I’m studying a Bachelor of Law and a Bachelor of Business. I suppose I chose Law because it had an element where you had to constantly learn new things, and consistently update your knowledge with all the relevant laws. I chose to do a double with Business because I heard that Law is very intense with reading, whereas other courses you don’t have to do as much. And I figured with Business, I was pretty good with numbers, and I liked the analytical aspect of things whilst I was in high school.
Uni is stressful as it is, but you are also working full-time and you are the Treasurer for the Afghan Students Club. How do you manage stress and deadlines?
So, I have got a contract gig that started midway through May and during that time I had exams, so I was only doing it part-time. I started working full-time after exams finished, so it was easier to balance uni. And with being part of a student club, there is a lot of work, especially when you are one of the executive members. I suppose, the way that I manage it is to be on top of as much as possible.
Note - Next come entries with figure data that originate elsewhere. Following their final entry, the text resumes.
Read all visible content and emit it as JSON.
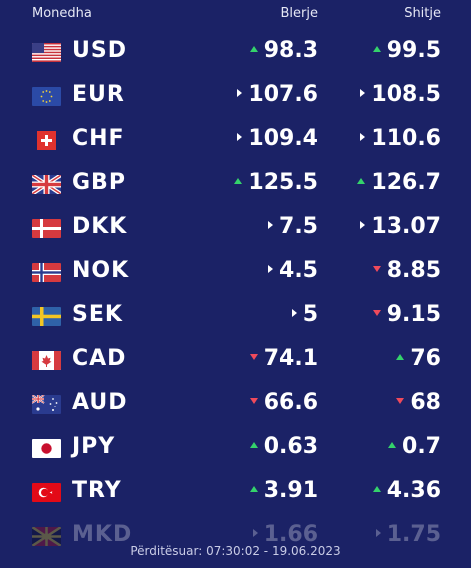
{
  "header": {
    "currency": "Monedha",
    "buy": "Blerje",
    "sell": "Shitje"
  },
  "rows": [
    {
      "code": "USD",
      "flag": "us-flag-icon",
      "buy": "98.3",
      "buy_trend": "up",
      "sell": "99.5",
      "sell_trend": "up"
    },
    {
      "code": "EUR",
      "flag": "eu-flag-icon",
      "buy": "107.6",
      "buy_trend": "same",
      "sell": "108.5",
      "sell_trend": "same"
    },
    {
      "code": "CHF",
      "flag": "ch-flag-icon",
      "buy": "109.4",
      "buy_trend": "same",
      "sell": "110.6",
      "sell_trend": "same"
    },
    {
      "code": "GBP",
      "flag": "gb-flag-icon",
      "buy": "125.5",
      "buy_trend": "up",
      "sell": "126.7",
      "sell_trend": "up"
    },
    {
      "code": "DKK",
      "flag": "dk-flag-icon",
      "buy": "7.5",
      "buy_trend": "same",
      "sell": "13.07",
      "sell_trend": "same"
    },
    {
      "code": "NOK",
      "flag": "no-flag-icon",
      "buy": "4.5",
      "buy_trend": "same",
      "sell": "8.85",
      "sell_trend": "down"
    },
    {
      "code": "SEK",
      "flag": "se-flag-icon",
      "buy": "5",
      "buy_trend": "same",
      "sell": "9.15",
      "sell_trend": "down"
    },
    {
      "code": "CAD",
      "flag": "ca-flag-icon",
      "buy": "74.1",
      "buy_trend": "down",
      "sell": "76",
      "sell_trend": "up"
    },
    {
      "code": "AUD",
      "flag": "au-flag-icon",
      "buy": "66.6",
      "buy_trend": "down",
      "sell": "68",
      "sell_trend": "down"
    },
    {
      "code": "JPY",
      "flag": "jp-flag-icon",
      "buy": "0.63",
      "buy_trend": "up",
      "sell": "0.7",
      "sell_trend": "up"
    },
    {
      "code": "TRY",
      "flag": "tr-flag-icon",
      "buy": "3.91",
      "buy_trend": "up",
      "sell": "4.36",
      "sell_trend": "up"
    },
    {
      "code": "MKD",
      "flag": "mk-flag-icon",
      "buy": "1.66",
      "buy_trend": "same",
      "sell": "1.75",
      "sell_trend": "same"
    }
  ],
  "footer": {
    "updated": "Përditësuar: 07:30:02 - 19.06.2023"
  },
  "colors": {
    "background": "#1b2266",
    "up": "#34d36b",
    "down": "#f04a5b",
    "text": "#ffffff"
  }
}
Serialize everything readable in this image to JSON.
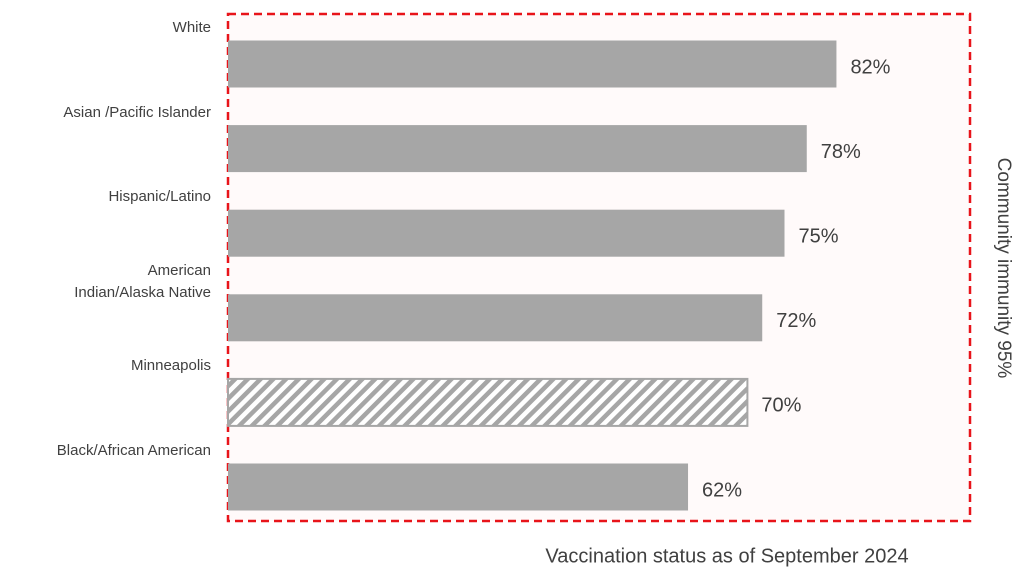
{
  "chart_data": {
    "type": "hbar",
    "categories": [
      "White",
      "Asian /Pacific Islander",
      "Hispanic/Latino",
      "American\nIndian/Alaska Native",
      "Minneapolis",
      "Black/African American"
    ],
    "values": [
      82,
      78,
      75,
      72,
      70,
      62
    ],
    "value_labels": [
      "82%",
      "78%",
      "75%",
      "72%",
      "70%",
      "62%"
    ],
    "color": "#a6a6a6",
    "hatched_index": 4,
    "xlim": [
      0,
      100
    ],
    "annotations": [
      "Community immunity  95%",
      "Vaccination status as of September 2024"
    ]
  }
}
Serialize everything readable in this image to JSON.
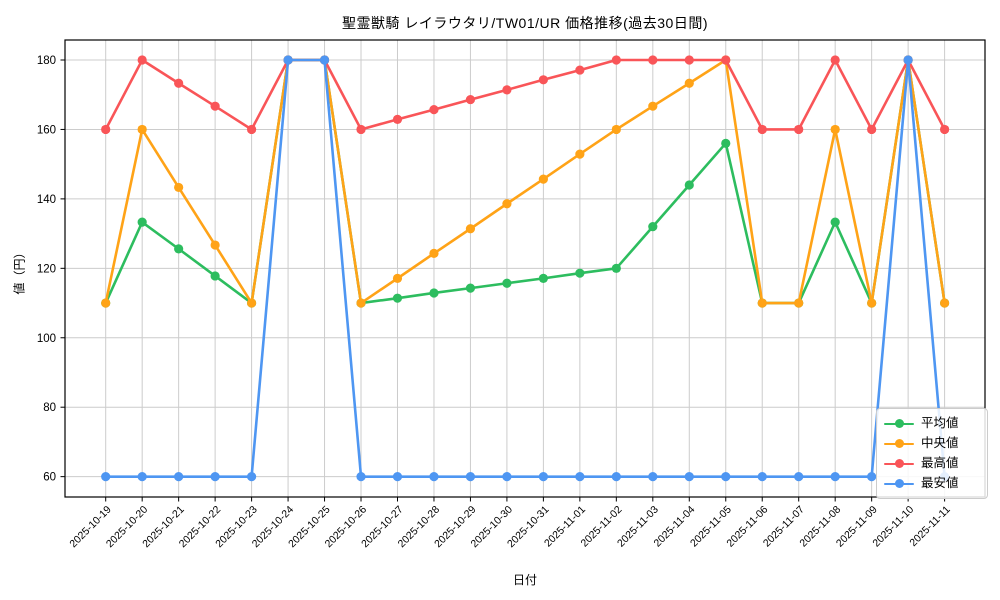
{
  "chart_data": {
    "type": "line",
    "title": "聖霊獣騎 レイラウタリ/TW01/UR 価格推移(過去30日間)",
    "xlabel": "日付",
    "ylabel": "値（円）",
    "grid": true,
    "legend_position": "lower right",
    "ylim": [
      53.4,
      185.8
    ],
    "yticks": [
      60,
      80,
      100,
      120,
      140,
      160,
      180
    ],
    "x": [
      "2025-10-19",
      "2025-10-20",
      "2025-10-21",
      "2025-10-22",
      "2025-10-23",
      "2025-10-24",
      "2025-10-25",
      "2025-10-26",
      "2025-10-27",
      "2025-10-28",
      "2025-10-29",
      "2025-10-30",
      "2025-10-31",
      "2025-11-01",
      "2025-11-02",
      "2025-11-03",
      "2025-11-04",
      "2025-11-05",
      "2025-11-06",
      "2025-11-07",
      "2025-11-08",
      "2025-11-09",
      "2025-11-10",
      "2025-11-11"
    ],
    "series": [
      {
        "key": "average",
        "name": "平均値",
        "color": "#2dbd5f",
        "values": [
          110,
          133.3,
          125.6,
          117.8,
          110,
          180,
          180,
          110,
          111.4,
          112.9,
          114.3,
          115.7,
          117.1,
          118.6,
          120,
          132,
          144,
          156,
          110,
          110,
          133.3,
          110,
          180,
          110
        ]
      },
      {
        "key": "median",
        "name": "中央値",
        "color": "#ffa317",
        "values": [
          110,
          160,
          143.3,
          126.7,
          110,
          180,
          180,
          110,
          117.1,
          124.3,
          131.4,
          138.6,
          145.7,
          152.9,
          160,
          166.7,
          173.3,
          180,
          110,
          110,
          160,
          110,
          180,
          110
        ]
      },
      {
        "key": "max",
        "name": "最高値",
        "color": "#f95558",
        "values": [
          160,
          180,
          173.3,
          166.7,
          160,
          180,
          180,
          160,
          162.9,
          165.7,
          168.6,
          171.4,
          174.3,
          177.1,
          180,
          180,
          180,
          180,
          160,
          160,
          180,
          160,
          180,
          160
        ]
      },
      {
        "key": "min",
        "name": "最安値",
        "color": "#4e96f2",
        "values": [
          60,
          60,
          60,
          60,
          60,
          180,
          180,
          60,
          60,
          60,
          60,
          60,
          60,
          60,
          60,
          60,
          60,
          60,
          60,
          60,
          60,
          60,
          180,
          60
        ]
      }
    ]
  },
  "style": {
    "grid_color": "#cccccc",
    "axis_color": "#000000",
    "tick_label_color": "#000000"
  }
}
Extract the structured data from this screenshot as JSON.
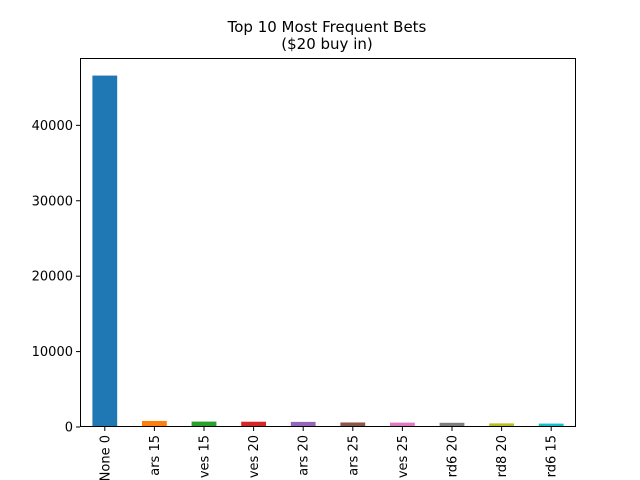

And when I do fall behind, I just have to be confident that eventually things will work out.
I suppose booking work off is pivotal; it really does help you out a lot. Also, trying to take yourself away from distractions. So, let’s say, you’re in a household where you have younger siblings and they are constantly running around when you have an assignment due, obviously, you can’t focus as well. Going to uni, particularly on those quiet levels, does help you focus a bit more.
“I just have to be confident that eventually things will work out…”
With COVID, some routines changed, especially during lockdown, how have you dealt with all the challenges across the last year and a half?
With online study, you really had to be independent. It’s not like you could go to your mate’s house or go meet up at uni. But I was fortunate. I know a few people who aren’t on HECS, so they have to work in order to get funds for uni which makes it harder for them to prioritise uni. Whereas I get HECS, and I was pretty much working to spend over the weekend or buy myself some new shoes or something like that. So, when I was in lockdown and I couldn’t work – it allowed me to focus on uni, and when I was consistently getting good results they improved my morale, which improved my dedication.
Do you have a go-to comfort food, or do you have a go-to comfort thing that you watch or listen to, if you’re feeling down or you need a break?
Regarding comfort food, pretty much whatever’s in the pantry. We live in a house full of boys, so it’s first in, first served. You can’t really risk being the last person, otherwise there’s nothing. Regarding movies, I suppose I started watching all the classics, so like, Big Bang Theory, Friends – I finished those during lockdown, and also moved on to Prison Break. Those are the go-to things that I kind of relied on.
Finally, did you have any role models as a kid that you looked up to? If you cannot think of role models as a kid, do you have role models now whether they are famous or not?
Muhammad Ali comes first to mind, and Martin Luther King Jr and pretty much anyone who defied societal expectations.